The Port Swigger Labs
The Post Swigger Academy Labs experience
Often called the Burp Labs
Posted on June 28, 2020
Walkthrough helpers for almost all labs can be found here. In an attempt to further boost and hone my pentesting skills, I decided to spend some time in the Port Swigger Labs. What started as a simple desire to improve on my weaker points turned into a 6 week long journey throughout which I got exposed to some really interesting vectors, learned a lot and finished ranked 7th worldwide in the Hall of Fame (at the time of writing).
Initially, I started writing down a few thoughts after every week, but I think they clutter the Rants section a bit too much, so I'll just quick link them here:
Burp labs week 1: Starting the labs
Burp labs week 2: Continuining the labs
Burp labs week 3: Building momentum and my methodology
Burp labs week 4: Errors in my methodology
Burp labs week 5: Keeping busy and a screeching halt
Burp labs week 6: Done!
The labs have been one of the best, if not the best, kind of infosec related material that I have ever experienced. It keeps the same gamified experience that HackTheBox offers, but the topics are much more constrained in scope. The vast majority of the labs focus on one specific vector and how to achieve it. Generally they are pretty flexible with the payload used, but sometimes the "Lab Complete" prompt doesn't show up even if you achieved the desired exploit. Feel free to refer to the solution if this happens.
A lab instance expires after 15 minutes of inactivity or 1 hour since its creation has passed, whichever occurs first. For Apprentice and a good part of the Practioner labs, you probably won't hit the 1 hour mark, but once you start dealing with Expert labs, you'll get very familiar with the "This session has expired" message. Which can be a bit annoying and can straight up prevent you from completing a lab. Such is the case for the "2FA bypass using a brute-force attack" lab. A writeup with the correct answer is available in my github repo.
The writeups
Once I started encountering some of the more difficult labs, I figured I'd upload the payloads used in a github repo. I know there is already a video series on most of the labs, but I tend to find video as a less efficient way of doing things. If anything, my writeups will at least complement the video solutions. To the best of my knowledge, none of the labs require Burp Pro, but it does help substantially in some cases - such as the CSRF labs.
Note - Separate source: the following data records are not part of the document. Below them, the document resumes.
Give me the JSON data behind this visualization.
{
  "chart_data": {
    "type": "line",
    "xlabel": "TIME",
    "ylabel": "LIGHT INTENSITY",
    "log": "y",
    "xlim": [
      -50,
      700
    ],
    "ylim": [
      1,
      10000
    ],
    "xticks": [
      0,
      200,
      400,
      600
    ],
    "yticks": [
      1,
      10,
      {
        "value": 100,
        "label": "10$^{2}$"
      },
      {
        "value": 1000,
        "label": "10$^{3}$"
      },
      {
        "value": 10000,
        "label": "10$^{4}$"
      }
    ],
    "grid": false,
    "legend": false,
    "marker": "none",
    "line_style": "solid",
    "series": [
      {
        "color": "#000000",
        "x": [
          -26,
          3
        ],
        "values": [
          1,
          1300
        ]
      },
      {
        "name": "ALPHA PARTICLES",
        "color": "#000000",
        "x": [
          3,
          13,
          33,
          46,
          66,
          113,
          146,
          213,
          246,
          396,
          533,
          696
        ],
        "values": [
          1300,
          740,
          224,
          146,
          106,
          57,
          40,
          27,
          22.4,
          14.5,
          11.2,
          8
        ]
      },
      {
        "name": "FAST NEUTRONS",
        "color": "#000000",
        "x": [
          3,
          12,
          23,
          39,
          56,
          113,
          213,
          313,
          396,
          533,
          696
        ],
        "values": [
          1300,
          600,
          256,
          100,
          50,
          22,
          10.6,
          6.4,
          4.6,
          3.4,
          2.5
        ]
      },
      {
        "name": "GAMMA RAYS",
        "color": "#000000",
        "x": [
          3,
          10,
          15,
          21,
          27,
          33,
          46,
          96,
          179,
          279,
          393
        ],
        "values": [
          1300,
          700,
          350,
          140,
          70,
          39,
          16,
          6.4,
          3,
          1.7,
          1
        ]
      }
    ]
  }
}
The solutions provided by Port Swigger are generally good to very good with some exceptions. I think there are 2 lab solutions that are missing some steps, one of them being the one mentioned above. My Github repo should contain the exact payloads used for almost all the labs, bar some trivial ones that I did in my first week. I hope it helps people, especially those without Burp Pro.
Besides providing a hand to other students, I used the writeups as a way to go over the attack vector again. In a way, I decided to write in order to learn. This helped solidify the material in my mind, which proved to be useful in many of my real engagements.
Recommended for all skill levels
To reiterate, the labs are fantastic. The quality is fantastic. If you have any interest in pen testing and understanding how web vulnerabilities work, go do them right now. If you already are a pen tester, even an experienced one, I'd still recommend going through at least some of the labs. Have a go at the expert ones and see how that goes. While I haven't shied away from checking the solution if stuck on a lab, I do intend to return every now and then and try to do some of the labs without checking the solution, just as a way to test my knowledge and gauge my progress.
For now, it's time to put my new skills to the test.
Update July 2nd 2020
A new section got added to the labs, deserialization. I managed to complete some of them before the solutions got uploaded, but they were really tough. I was able to snag 7th place in the Hall of Fame!